3. Shri R. Santhanam, the learned Counsel for the appellants submitted that grinding set cannot be broken up into parts and was imported only for replacement. It could not therefore be treated as one of general use.

4. Smt. Ananya Ray, learned SDR submitted that sub-heading 8474.20 was not available because the machinery in which the griding set is used has been described in the suppliers’ invoice as “Spares for Polymerisation Chips Manufacturing Plant” and such a plant was outside the scope of the sub-heading. She also submitted that in view of the provisions of Section 19(b) of the Customs Act and Rule 3 ‘of the Rules for the interpretation of the Customs Tariff, composite goods consisting of different materials or made up of different components and goods put up in sets for retail sales have to be classified as if they consisted of the material or component which gives them their essential character. She submitted that since ‘O’ ring is made of rubber, it is this article which gives the essential character to the goods and, therefore, the classification under sub-heading 40.16.93 was fully justified.

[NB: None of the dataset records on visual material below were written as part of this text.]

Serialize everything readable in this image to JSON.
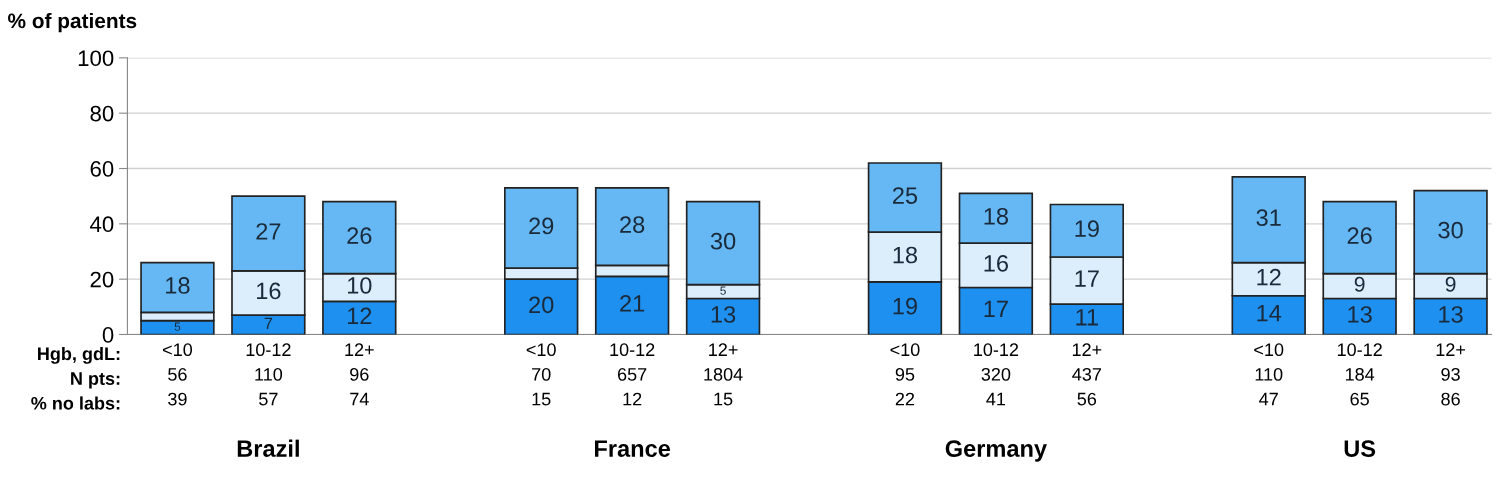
{
  "chart_data": {
    "type": "bar",
    "stacked": true,
    "ylabel": "% of patients",
    "categories": [
      "<10\n56\n39",
      "10-12\n110\n57",
      "12+\n96\n74",
      null,
      "<10\n70\n15",
      "10-12\n657\n12",
      "12+\n1804\n15",
      null,
      "<10\n95\n22",
      "10-12\n320\n41",
      "12+\n437\n56",
      null,
      "<10\n110\n47",
      "10-12\n184\n65",
      "12+\n93\n86"
    ],
    "series": [
      {
        "color": "#1e90f0",
        "values": [
          5,
          7,
          12,
          null,
          20,
          21,
          13,
          null,
          19,
          17,
          11,
          null,
          14,
          13,
          13
        ],
        "value_labels": [
          "5",
          "7",
          "12",
          null,
          "20",
          "21",
          "13",
          null,
          "19",
          "17",
          "11",
          null,
          "14",
          "13",
          "13"
        ]
      },
      {
        "color": "#dcedfb",
        "values": [
          3,
          16,
          10,
          null,
          4,
          4,
          5,
          null,
          18,
          16,
          17,
          null,
          12,
          9,
          9
        ],
        "value_labels": [
          null,
          "16",
          "10",
          null,
          null,
          null,
          "5",
          null,
          "18",
          "16",
          "17",
          null,
          "12",
          "9",
          "9"
        ]
      },
      {
        "color": "#66b8f5",
        "values": [
          18,
          27,
          26,
          null,
          29,
          28,
          30,
          null,
          25,
          18,
          19,
          null,
          31,
          26,
          30
        ],
        "value_labels": [
          "18",
          "27",
          "26",
          null,
          "29",
          "28",
          "30",
          null,
          "25",
          "18",
          "19",
          null,
          "31",
          "26",
          "30"
        ]
      }
    ],
    "ylim": [
      0,
      100
    ],
    "yticks": [
      0,
      20,
      40,
      60,
      80,
      100
    ],
    "grid": "y",
    "annotations": [
      "Hgb, gdL:\nN pts:\n% no labs:",
      "Brazil",
      "France",
      "Germany",
      "US"
    ]
  }
}
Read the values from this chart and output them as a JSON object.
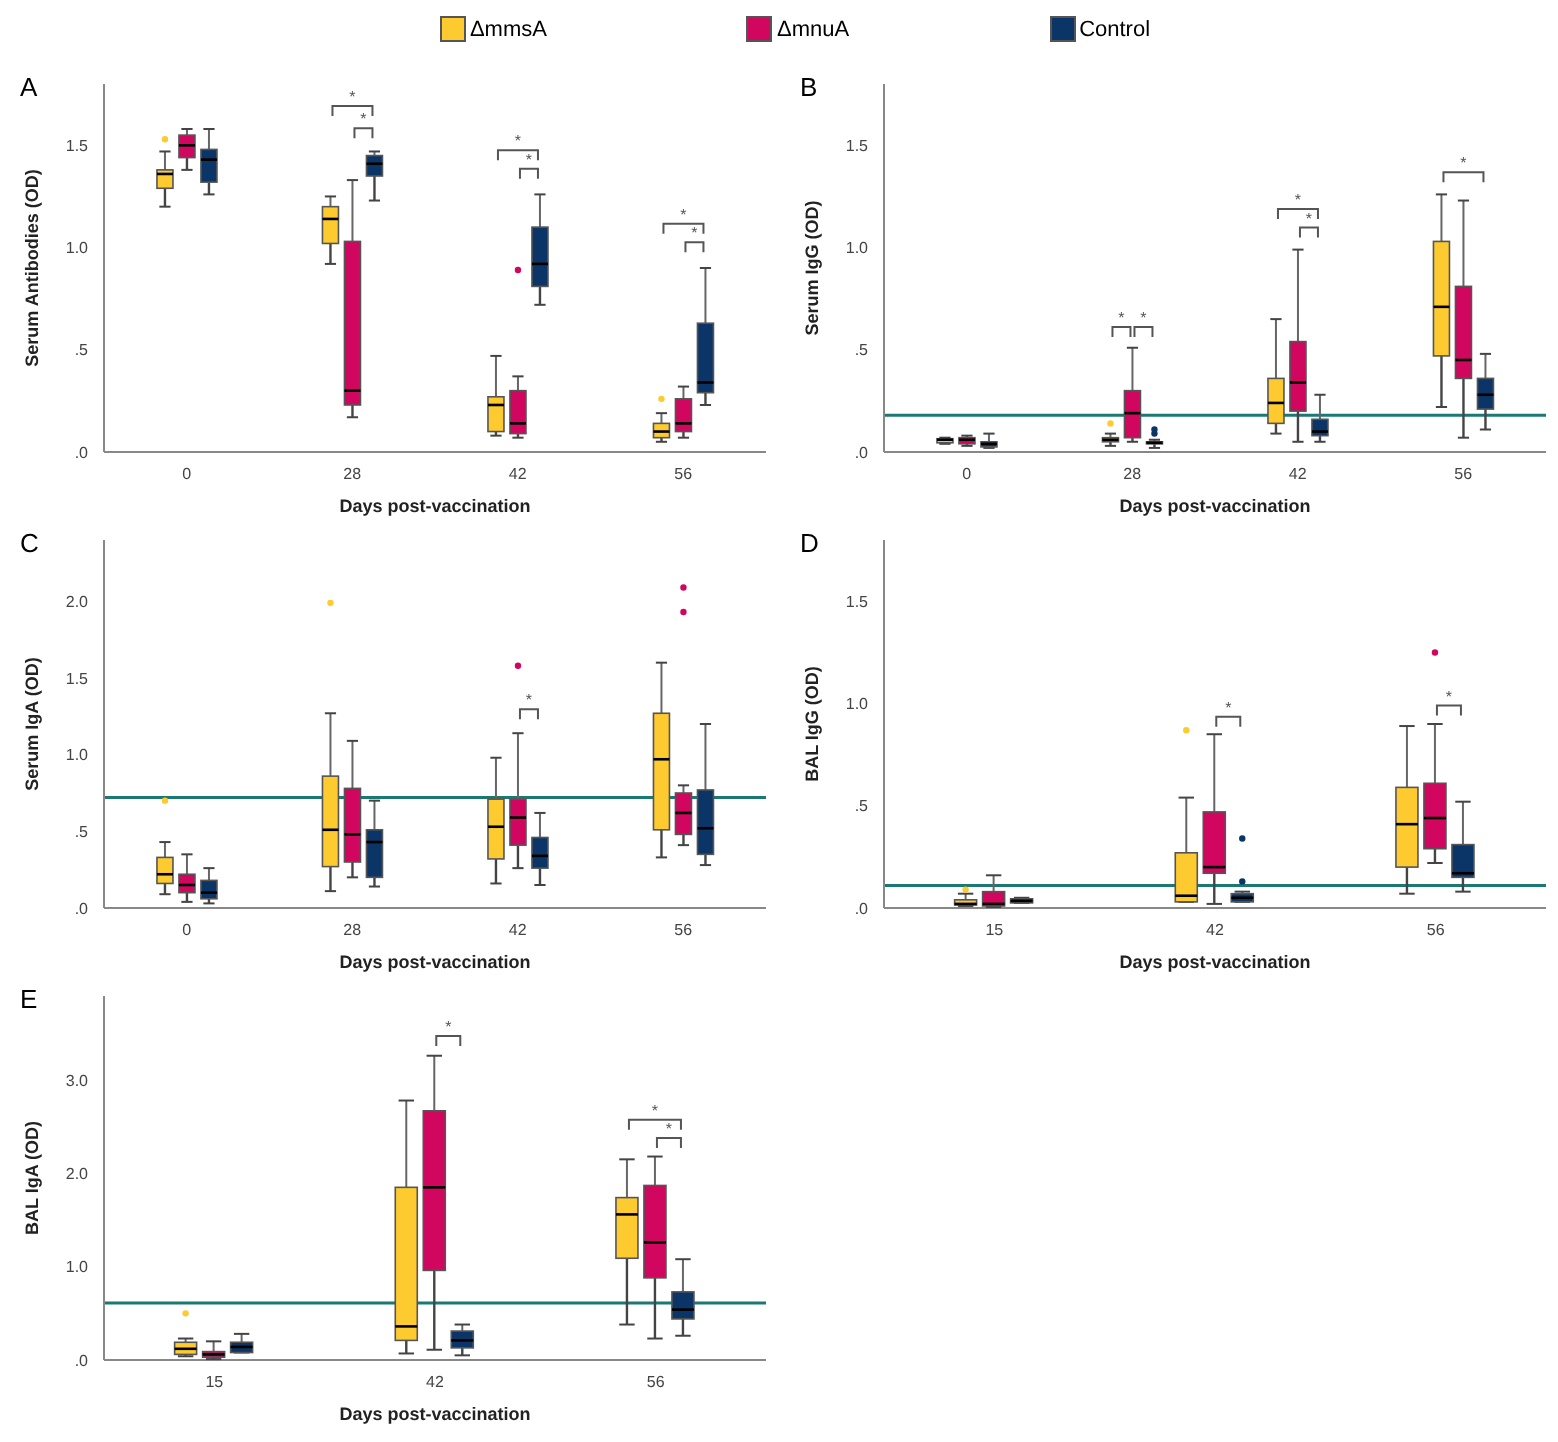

5. We have carefully considered the appeal, the submissions made at the hearing and have perused the case records. It is true that a previous import of the subject goods was classified under sub-heading 98.06 read with 8474.20 with benefit of exemption Notification 69/87-Cus., dated 1-3-1987. But, since the question of classification is now before us, we have to decide it correctly. It appears that there is a specific heading for general purpose crushing and grinding machines in sub-heading 8479.82. Heading 84.79 relates to Machines and Mechanical Appliances having individual functions not specified or included elsewhere in Chapter 84 and sub-heading 8479.82 refers to crushing and grinding machines. In the face of a specific heading for the goods available in the Tariff, there is no reason why one should take recourse to Section 19 and other provisions. The Alphabetical Index to the HSN also shown on page 432 that general purpose crushing and grinding machines not elsewhere specified or included fall under sub-heading 8479.82. Since the goods imported are grinding set which is not a complete machine, their reassessment has been claimed as “Parts of machinery and articles of Chapter 84" under sub-heading 98.06. The machine itself being classifiable under sub-heading 84.79.82, its parts are rightly classifiable under 9806.00 read with this sub-heading. The further claim in the appeal is for exemption under Notification 69/87-Cus., dated 1-3-1987. We observe that this notification exempts parts falling under Heading 98.06 of the goods specified, inter alia, under Heading 84.79 (refer to serial No. 19 of the Table appended to the notification). Thus, the subject goods which merit classification under sub-heading 9806.00 read with sub-heading 8479.82 are entitled to exemption under Notification 69/87-Cus., dated 1-3-1987. The orders of the lower authorities are set aside and the appeal is allowed as indicated here, with consequential relief.